Gong Live In Sheffield 1974 gives us the chance to hear the “classic” lineup in full flight. Sax solos, glissando guitar and bubbling synths and the wackiest of lyrics.

RSD has occasionally fulfilled its purpose by being the excuse for a band such as Gong to release vinyl. This one’s been around since the 90s on CD but got it’s vinyl release so that hipsters the world over can become confused by psychedelicized fairy tale telling.

This is my panacea for the Jan 6 committee. I think if we had played Gong subliminally to the sad orange one we could’ve had a better outcome all together.

when you’re old enough to repay…

It’s a strange old moment when you realize you’ve become a fanatic. It’s maybe when you start buying all the Neil Young albums. I think this is a reaction to not buying Psychedelic Pill because I thought $35 was too much. How crazy/deluded was that?
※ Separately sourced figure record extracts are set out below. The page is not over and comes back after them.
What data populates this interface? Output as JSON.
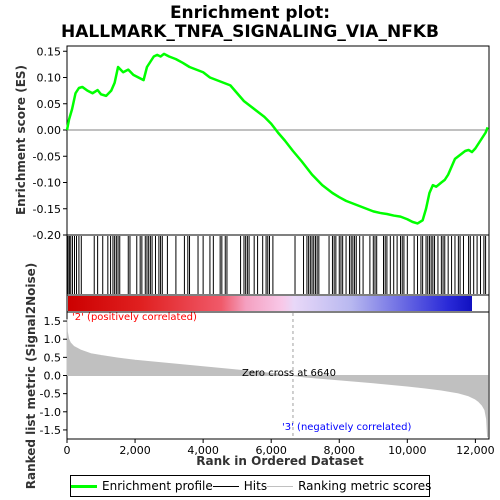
{
  "title": {
    "line1": "Enrichment plot:",
    "line2": "HALLMARK_TNFA_SIGNALING_VIA_NFKB"
  },
  "colors": {
    "es_line": "#00ff00",
    "hit_line": "#000000",
    "metric_fill": "#c0c0c0",
    "positive_text": "#ff0000",
    "negative_text": "#0000ff",
    "grid": "#808080"
  },
  "legend": {
    "items": [
      {
        "label": "Enrichment profile",
        "icon": "green-line"
      },
      {
        "label": "Hits",
        "icon": "black-line"
      },
      {
        "label": "Ranking metric scores",
        "icon": "gray-line"
      }
    ]
  },
  "chart_data": [
    {
      "type": "line",
      "name": "enrichment-profile",
      "ylabel": "Enrichment score (ES)",
      "xlim": [
        0,
        12400
      ],
      "ylim": [
        -0.2,
        0.16
      ],
      "yticks": [
        -0.2,
        -0.15,
        -0.1,
        -0.05,
        0.0,
        0.05,
        0.1,
        0.15
      ],
      "ytick_labels": [
        "-0.20",
        "-0.15",
        "-0.10",
        "-0.05",
        "0.00",
        "0.05",
        "0.10",
        "0.15"
      ],
      "x": [
        0,
        60,
        150,
        250,
        350,
        450,
        600,
        750,
        900,
        1000,
        1150,
        1300,
        1400,
        1500,
        1650,
        1800,
        1950,
        2100,
        2250,
        2350,
        2450,
        2550,
        2650,
        2750,
        2850,
        3000,
        3200,
        3400,
        3600,
        3800,
        4000,
        4200,
        4400,
        4600,
        4800,
        5000,
        5200,
        5400,
        5600,
        5800,
        6000,
        6200,
        6400,
        6640,
        6900,
        7200,
        7500,
        7800,
        8000,
        8200,
        8400,
        8600,
        8800,
        9000,
        9200,
        9400,
        9600,
        9800,
        10000,
        10150,
        10300,
        10450,
        10550,
        10650,
        10750,
        10850,
        11000,
        11100,
        11200,
        11300,
        11400,
        11500,
        11600,
        11700,
        11800,
        11900,
        12000,
        12100,
        12200,
        12300,
        12360
      ],
      "y": [
        0.0,
        0.02,
        0.04,
        0.07,
        0.08,
        0.082,
        0.075,
        0.07,
        0.076,
        0.068,
        0.065,
        0.075,
        0.09,
        0.12,
        0.11,
        0.115,
        0.105,
        0.1,
        0.095,
        0.12,
        0.13,
        0.14,
        0.143,
        0.14,
        0.145,
        0.14,
        0.135,
        0.128,
        0.12,
        0.115,
        0.11,
        0.1,
        0.095,
        0.09,
        0.085,
        0.07,
        0.055,
        0.045,
        0.035,
        0.025,
        0.012,
        -0.005,
        -0.02,
        -0.04,
        -0.06,
        -0.085,
        -0.105,
        -0.12,
        -0.128,
        -0.135,
        -0.14,
        -0.145,
        -0.15,
        -0.155,
        -0.158,
        -0.16,
        -0.163,
        -0.165,
        -0.17,
        -0.175,
        -0.178,
        -0.172,
        -0.15,
        -0.12,
        -0.105,
        -0.108,
        -0.1,
        -0.095,
        -0.085,
        -0.07,
        -0.055,
        -0.05,
        -0.045,
        -0.04,
        -0.038,
        -0.042,
        -0.035,
        -0.025,
        -0.015,
        -0.005,
        0.005
      ]
    },
    {
      "type": "area",
      "name": "ranked-list-metric",
      "xlabel": "Rank in Ordered Dataset",
      "ylabel": "Ranked list metric (Signal2Noise)",
      "xlim": [
        0,
        12400
      ],
      "ylim": [
        -1.75,
        1.75
      ],
      "yticks": [
        -1.5,
        -1.0,
        -0.5,
        0.0,
        0.5,
        1.0,
        1.5
      ],
      "ytick_labels": [
        "-1.5",
        "-1.0",
        "-0.5",
        "0.0",
        "0.5",
        "1.0",
        "1.5"
      ],
      "xticks": [
        0,
        2000,
        4000,
        6000,
        8000,
        10000,
        12000
      ],
      "xtick_labels": [
        "0",
        "2,000",
        "4,000",
        "6,000",
        "8,000",
        "10,000",
        "12,000"
      ],
      "x": [
        0,
        10,
        50,
        100,
        200,
        400,
        700,
        1000,
        1500,
        2000,
        3000,
        4000,
        5000,
        6000,
        6640,
        7000,
        8000,
        9000,
        10000,
        10500,
        11000,
        11500,
        11800,
        12000,
        12100,
        12200,
        12280,
        12330,
        12360
      ],
      "y": [
        1.55,
        1.2,
        1.0,
        0.9,
        0.8,
        0.7,
        0.6,
        0.55,
        0.48,
        0.42,
        0.33,
        0.24,
        0.15,
        0.06,
        0.0,
        -0.04,
        -0.12,
        -0.2,
        -0.29,
        -0.34,
        -0.4,
        -0.48,
        -0.56,
        -0.65,
        -0.72,
        -0.82,
        -0.95,
        -1.2,
        -1.7
      ],
      "annotations": {
        "positive": "'2' (positively correlated)",
        "zero_cross": "Zero cross at 6640",
        "negative": "'3' (negatively correlated)"
      },
      "zero_cross_rank": 6640
    },
    {
      "type": "scatter",
      "name": "hits",
      "x": [
        30,
        70,
        110,
        160,
        220,
        280,
        350,
        420,
        800,
        900,
        1050,
        1200,
        1280,
        1350,
        1400,
        1450,
        1500,
        1550,
        1800,
        1850,
        2050,
        2150,
        2200,
        2300,
        2350,
        2400,
        2450,
        2500,
        2600,
        2700,
        2750,
        2800,
        2950,
        3200,
        3450,
        3550,
        3600,
        3850,
        4000,
        4200,
        4300,
        4500,
        4550,
        4650,
        4700,
        5100,
        5200,
        5250,
        5300,
        5350,
        5500,
        5600,
        5750,
        5850,
        5900,
        5950,
        6050,
        6700,
        6950,
        7050,
        7100,
        7150,
        7200,
        7250,
        7300,
        7350,
        7400,
        7700,
        7800,
        7850,
        7900,
        8000,
        8050,
        8100,
        8200,
        8300,
        8350,
        8400,
        8450,
        8500,
        8600,
        8700,
        8900,
        9000,
        9050,
        9100,
        9300,
        9350,
        9400,
        9500,
        9600,
        9700,
        9800,
        9850,
        9900,
        10000,
        10200,
        10300,
        10400,
        10450,
        10550,
        10600,
        10650,
        10700,
        10750,
        10800,
        10900,
        11000,
        11050,
        11100,
        11200,
        11300,
        11400,
        11500,
        11550,
        11650,
        11800,
        11850,
        11950,
        12050,
        12150,
        12250,
        12300
      ]
    }
  ]
}
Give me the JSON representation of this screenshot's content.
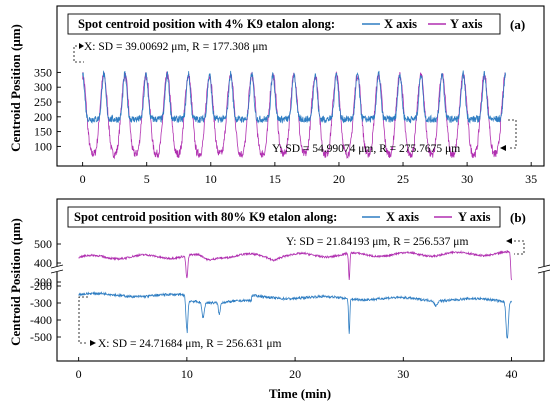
{
  "chart_data": {
    "type": "line",
    "x_axis_label": "Time (min)",
    "y_axis_label": "Centroid Position (μm)",
    "panels": [
      {
        "panel_label": "(a)",
        "title": "Spot centroid position with 4% K9 etalon along:",
        "legend": [
          {
            "label": "X axis",
            "color": "#2e7dc2"
          },
          {
            "label": "Y axis",
            "color": "#b02fb0"
          }
        ],
        "xlim": [
          -2,
          36
        ],
        "x_ticks": [
          "0",
          "5",
          "10",
          "15",
          "20",
          "25",
          "30",
          "35"
        ],
        "y_ticks": [
          "100",
          "150",
          "200",
          "250",
          "300",
          "350"
        ],
        "ylim": [
          40,
          380
        ],
        "annotations": [
          "X: SD = 39.00692 μm, R = 177.308 μm",
          "Y: SD = 54.99074 μm, R = 275.7675 μm"
        ],
        "series": [
          {
            "name": "X axis",
            "x_range": [
              0,
              33
            ],
            "period_min": 1.65,
            "baseline": 192,
            "peak": 345,
            "approx_sd": 39.00692,
            "approx_range": 177.308
          },
          {
            "name": "Y axis",
            "x_range": [
              0,
              33
            ],
            "period_min": 1.65,
            "trough": 75,
            "peak": 340,
            "approx_sd": 54.99074,
            "approx_range": 275.7675
          }
        ]
      },
      {
        "panel_label": "(b)",
        "title": "Spot centroid position with 80% K9 etalon along:",
        "legend": [
          {
            "label": "X axis",
            "color": "#2e7dc2"
          },
          {
            "label": "Y axis",
            "color": "#b02fb0"
          }
        ],
        "xlim": [
          -2,
          43
        ],
        "x_ticks": [
          "0",
          "10",
          "20",
          "30",
          "40"
        ],
        "y_ticks": [
          "-500",
          "-400",
          "-300",
          "-200",
          "300",
          "400",
          "500"
        ],
        "y_axis_break": true,
        "annotations": [
          "Y: SD = 21.84193 μm, R = 256.537 μm",
          "X: SD = 24.71684 μm, R = 256.631 μm"
        ],
        "series": [
          {
            "name": "X axis",
            "x_range": [
              0,
              40
            ],
            "level_start": -250,
            "level_end": -285,
            "dips_at_min": [
              10,
              25,
              39.5
            ],
            "approx_sd": 24.71684,
            "approx_range": 256.631
          },
          {
            "name": "Y axis",
            "x_range": [
              0,
              40
            ],
            "level_start": 430,
            "level_end": 450,
            "dips_at_min": [
              10,
              25,
              40
            ],
            "approx_sd": 21.84193,
            "approx_range": 256.537
          }
        ]
      }
    ]
  }
}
So I’ve been buying the bootleg albums as they came out. Up to four now and they all cover a fairly similar period of time right now 1970 to 1974. It’s a classic period of time. Pre ditch, and I am fairly convinced Neil never wrote a bad song in that time period.

So I forked out for “I’m Happy That Y’All Came Down.” An official release of an old bootleg. The sleeve is a faithful reflection of the bootleg ringwear included apart from Neil took the time to correct the song titles and placed it all on one disc instead of two. I’ve never heard the boot so I can’t compare sound quality

So songs from After the Goldrush and Harvest what’s not to love.

These early versions of A Man Needs A Maid are so much different from the released version. He should’ve kept the “a man is afraid” line in there.

I’m hoping for some raucous rock and roll in the future though.

I’ve forgiven Neil for leaving Spotify. I seldom found myself listening to the old fart there anyway.